The language groups identified during the project, as being crossed by the stock route, or adjacent to it are identified as:
(from the south)

Kiyajarra
Putijarra
Kartujarra
Manyjilyjarra
Warnman
Wangkajunga
Nyangajarra
Juwaliny
Walmajarri
Kukatja
Djaru

===The Canning Stock Route Collection===
The National Museum of Australia acquired a significant collection of artworks and other material collected by the 60 artists who travelled along the Canning Stock Route on a six-week return to country trip in 2007 as part of the Canning Stock Route Project. The Canning Stock Route collection includes over 100 works of art, 120 oral histories, historical research, social and cultural data, artists' biographies, 20,000 photographs and over 200 hours of film footage.

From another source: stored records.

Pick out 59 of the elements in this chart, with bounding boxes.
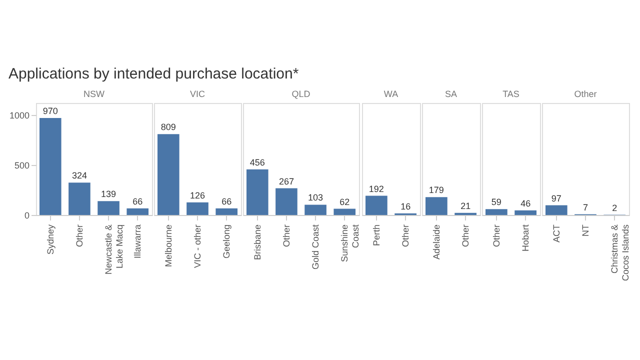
bar [246, 169, 268, 215]
x-tick-label: Illawarra [132, 224, 143, 259]
data-label: 66 [132, 196, 143, 206]
data-label: 21 [460, 200, 471, 211]
data-label: 97 [551, 193, 562, 204]
data-label: 46 [520, 198, 531, 208]
x-tick-label: NT [580, 224, 590, 236]
data-label: 59 [491, 197, 502, 208]
x-tick-label: Brisbane [252, 224, 262, 260]
y-tick-label: 0 [24, 210, 30, 220]
x-axis-title: VIC [190, 89, 206, 99]
x-tick-label: Perth [371, 224, 382, 246]
y-tick-label: 1000 [9, 110, 30, 120]
chart-title: Applications by intended purchase location* [8, 66, 299, 82]
data-label: 324 [72, 170, 87, 181]
data-label: 267 [278, 176, 294, 186]
x-axis-title: QLD [292, 89, 311, 99]
x-tick-label: Adelaide [431, 224, 442, 260]
data-label: 456 [250, 157, 265, 168]
data-label: 66 [222, 196, 232, 206]
data-label: 2 [612, 202, 618, 213]
x-axis-title: Other [574, 89, 597, 99]
x-axis-title: WA [384, 89, 398, 99]
data-label: 179 [428, 185, 444, 196]
x-axis-title: TAS [502, 89, 520, 99]
x-axis-title: SA [444, 89, 458, 99]
x-tick-label: Gold Coast [310, 224, 321, 270]
x-tick-label: Melbourne [163, 224, 174, 268]
x-tick-label: Other [460, 224, 471, 248]
x-tick-label: ACT [551, 224, 562, 242]
x-tick-label: Other [74, 224, 84, 248]
x-tick-label: Other [281, 224, 292, 248]
x-tick-label: Hobart [520, 224, 531, 252]
y-tick-label: 500 [14, 160, 30, 170]
data-label: 139 [101, 189, 116, 200]
x-tick-label: VIC - other [192, 224, 202, 268]
x-axis-title: NSW [84, 89, 105, 99]
bar [126, 208, 149, 215]
x-tick-label: Christmas & Cocos Islands [610, 224, 631, 282]
data-label: 62 [340, 196, 350, 207]
bar [68, 182, 90, 215]
data-label: 103 [308, 192, 324, 203]
bar [276, 188, 298, 215]
x-tick-label: Other [491, 224, 502, 248]
data-label: 970 [42, 106, 58, 116]
bar [334, 208, 356, 215]
x-tick-label: Other [400, 224, 411, 248]
x-tick-label: Sunshine Coast [340, 224, 361, 262]
bar [39, 118, 62, 215]
data-label: 192 [368, 184, 384, 194]
bar [98, 201, 120, 215]
x-tick-label: Sydney [45, 224, 56, 255]
x-tick-label: Geelong [222, 224, 232, 259]
data-label: 809 [160, 122, 176, 132]
data-label: 16 [400, 201, 411, 212]
data-label: 126 [190, 190, 206, 200]
data-label: 7 [582, 202, 588, 212]
x-tick-label: Newcastle & Lake Macq [104, 224, 125, 275]
bar [304, 204, 326, 215]
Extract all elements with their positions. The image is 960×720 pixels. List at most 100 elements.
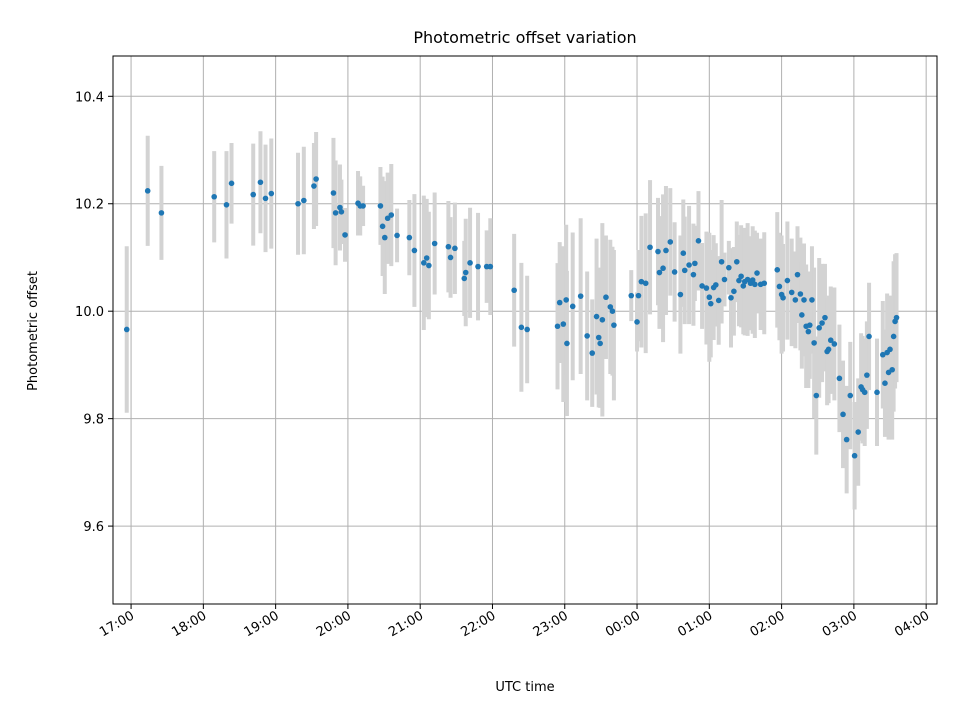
data-point (647, 244, 653, 251)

One of the key aims of the Canning Stock Route Project was the development of a travelling exhibition. The National Museum of Australia committed to assisting Form to develop an exhibition. Yiwarra Kuju (One Road) – The Canning Stock Route, a joint initiative between the National Museum of Australia and Form, was held at the museum from July 2010 to January 2011. The exhibition used works of art and stories to tell the story of the stock route's impact on Aboriginal people from an Aboriginal perspective. When it closed in January 2011, Yiwarra Kuju – The Canning Stock Route had been the most successful exhibition in the history of the Museum, with over 120,000 visitors.

== Journey distances ==
The nearest capital city to the Wiluna starting point of the route is Perth, 958 km south west of Wiluna by road. Then to return to Perth via sealed roads from Halls Creek it is 2857 km; including the Canning route this gives a total driving distance of 5665 km.